Марина кивнула, новость была ужасающей, горькой и безрадостной, Ленке оставалось только посочувствовать.
Лена была третьей самой близкой подругой, сейчас немного отдалившейся от них, рыжеволосой пухленькой пышечкой, всегда улыбающейся и рассказывающей разные смешные истории.
Раньше подруги постоянно были на связи, созванивались и утром, и вечером, делились всеми своими мыслями, планами и произошедшими событиями.
Только жены военных могут так дружить, по-настоящему, как родные сестры.
– Я думаю, Лене неудобно посвящать нас в подробности, – сказала Наташа.
– Но, конечно, то, что у них происходит, очень некрасиво. Семейная жизнь не просто не заладилась, она превратилась в ужасный непрекращающийся кошмар, – добавила она.
– Да, Лена избегает лишних разговоров, – согласилась Марина. – Стесняется и не хочет никого посвящать, я уже даже не спрашиваю.
– Так жалко ее… – вздохнула Наташа.
– Тоже, как и мы, зачеркивала крестиком в календаре дни, оставшиеся до возвращения мужа.
– Да уж, страшно представить, что Дима вернулся совершенно другим человеком, ничего общего не имеющим с тем, который уходил на войну. В страшном сне бы не приснилось.
– Такой талантливый, разговаривал на пяти иностранных языках. До призыва, конечно. Сейчас уже, наверное, все забыл, – с горечью сказала Наташа.
Все в городке знали, что Диму сломала война.
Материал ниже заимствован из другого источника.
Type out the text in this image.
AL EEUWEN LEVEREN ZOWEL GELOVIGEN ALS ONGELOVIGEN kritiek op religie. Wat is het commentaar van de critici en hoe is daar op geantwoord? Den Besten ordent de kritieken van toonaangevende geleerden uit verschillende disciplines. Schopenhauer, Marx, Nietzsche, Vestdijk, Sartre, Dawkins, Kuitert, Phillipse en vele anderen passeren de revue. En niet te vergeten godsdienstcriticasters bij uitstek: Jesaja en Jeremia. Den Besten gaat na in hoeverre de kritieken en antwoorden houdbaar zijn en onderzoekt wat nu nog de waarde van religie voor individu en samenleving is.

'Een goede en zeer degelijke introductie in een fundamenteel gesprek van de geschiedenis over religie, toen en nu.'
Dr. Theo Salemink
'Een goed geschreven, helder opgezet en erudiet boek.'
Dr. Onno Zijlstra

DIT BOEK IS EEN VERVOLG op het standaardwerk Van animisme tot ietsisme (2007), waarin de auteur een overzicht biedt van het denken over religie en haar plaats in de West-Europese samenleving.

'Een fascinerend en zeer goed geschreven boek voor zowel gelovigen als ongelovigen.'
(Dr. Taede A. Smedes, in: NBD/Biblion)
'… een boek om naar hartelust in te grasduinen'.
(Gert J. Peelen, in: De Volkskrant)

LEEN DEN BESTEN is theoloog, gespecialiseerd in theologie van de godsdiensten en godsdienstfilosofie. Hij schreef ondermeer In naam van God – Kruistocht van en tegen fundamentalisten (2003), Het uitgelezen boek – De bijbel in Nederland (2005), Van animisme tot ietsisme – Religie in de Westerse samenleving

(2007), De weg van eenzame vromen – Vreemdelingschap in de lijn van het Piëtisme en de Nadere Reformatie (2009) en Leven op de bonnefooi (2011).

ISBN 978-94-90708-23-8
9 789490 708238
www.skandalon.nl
После полученной в Афганистане контузии Дмитрий стал пить, по пьяной лавочке лезть в драку, растерял все свои знания и навыки, перестал чем-либо интересоваться и о чем-либо говорить, кроме прошедшей войны.
И их семейная жизнь резко и неуклонно катилась под откос. Ленка больше не улыбалась и не рассказывала свои смешные истории.
Подруги сочувствовали Лене, но кто бы полез в чужую семью, разбираться, что там, да как? И Лена не позволила бы, она как настоящая жена офицера совершенно не выносила ни жалости, ни сочувствия.
– Как ты думаешь, Марина, может быть, все еще наладится у них? – глядя на подругу с надеждой, спросила Наташа.
– Знаешь, мой лучше бы мне руку сломал, – вздохнув, грустно ответила Марина.